At the last aid station I slam a Coke and briefly listen to Bill and Matt's jokes.

"You can break 25 hours if you hurry," Matt says. "If you run eight minute miles."

"Watch me sprint up this hill," I say. I slowly walk the hill. "I'm sprinting up the hill now." I hear Kathy yell, "Amazeballs!" from the aid station. She and Maria are having a blast.

These legs hurt so I climb into the moment. Each step is here. Each breath is now. It's the only way I know how to move with the pain. With this and gratitude and humility I move toward the finish. 

Just before the end. Photo credit David Shannon.

It's emotional crossing the campground for the last time. I want to cry. My throat is tight. Somehow I've lost my cap and my ears feel the wind here. Barney greets me. It's like how some people finish with their kids. I wrap my arms around Lisa and she holds me up. 
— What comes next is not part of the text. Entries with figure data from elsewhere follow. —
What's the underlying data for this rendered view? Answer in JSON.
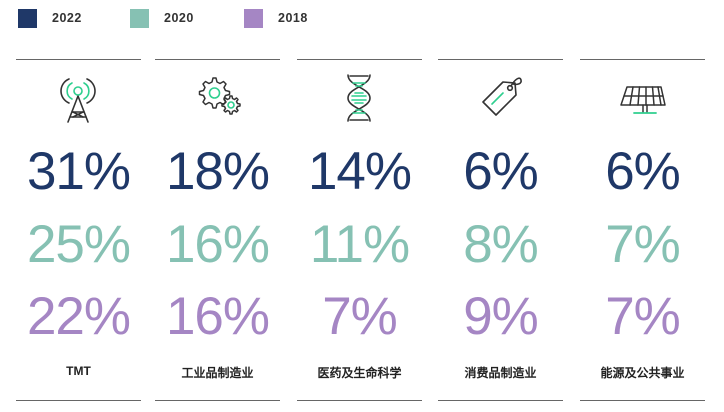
{
  "colors": {
    "s2022": "#1f3868",
    "s2020": "#86c1b3",
    "s2018": "#a586c4",
    "icon_stroke": "#333333",
    "icon_accent": "#2ecf8f"
  },
  "legend": [
    {
      "label": "2022",
      "color": "#1f3868"
    },
    {
      "label": "2020",
      "color": "#86c1b3"
    },
    {
      "label": "2018",
      "color": "#a586c4"
    }
  ],
  "chart_data": {
    "type": "table",
    "series": [
      {
        "name": "2022",
        "values": [
          31,
          18,
          14,
          6,
          6
        ],
        "labels": [
          "31%",
          "18%",
          "14%",
          "6%",
          "6%"
        ]
      },
      {
        "name": "2020",
        "values": [
          25,
          16,
          11,
          8,
          7
        ],
        "labels": [
          "25%",
          "16%",
          "11%",
          "8%",
          "7%"
        ]
      },
      {
        "name": "2018",
        "values": [
          22,
          16,
          7,
          9,
          7
        ],
        "labels": [
          "22%",
          "16%",
          "7%",
          "9%",
          "7%"
        ]
      }
    ],
    "categories": [
      "TMT",
      "工业品制造业",
      "医药及生命科学",
      "消费品制造业",
      "能源及公共事业"
    ],
    "icons": [
      "broadcast-tower-icon",
      "gears-icon",
      "dna-icon",
      "price-tag-icon",
      "solar-panel-icon"
    ]
  }
}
TJ has finished just under 24 hours and won his (our) age group. I finished one spot behind him in 8th place at 25:17. I feel like I scrapped for every second.

Running loops in the woods all day and night is meaningless. There's a beauty in the meaninglessness that we shouldn't let go of. It's not going to change the world, what just happened. But I've gotten to do this thing I love with people I enjoy and care about and for that I am blessed and grateful. So many people have helped to make it possible.

TJ and I sit in the Jeep with the heat blowing on us. He points out a tree across the field. He says it looks like a topiary bear.

"What does topiary mean again?" I ask.

"Someone climbed up there with a saw and cut the tree into the shape of a bear. Do you see the snout and the ears."

"Yep. I see it. I see those ears." It looks like one of those Grateful Dead dancing bears. Some Deadhead lumberjack did that.

When we tell Lisa about the bear, she is amused. She walks with purpose to our friends standing near the finish. They all look across the field at the trees. They look back at us. One by one they come to the Jeep and we roll down the window and point the tree bear out. TJ and I might be looking at different trees. But I like my bear.

We watch many friends finish under the watchful eyes of the tree bear. Kurt has won the 50. Lindsay wins too. And Shelley, as usual, is carrying her award as well. But it's Tom Weigt who seems to be the most successful. He comes by the Jeep and jokes with us before setting out on his final loop of the 50. He is having so much fun he seems to be glowing. He's always having fun. He has this thing figured out. 

Thanks to all the volunteers, directors, friends old and new, fellow runners, and especially Lisa for being a part of this.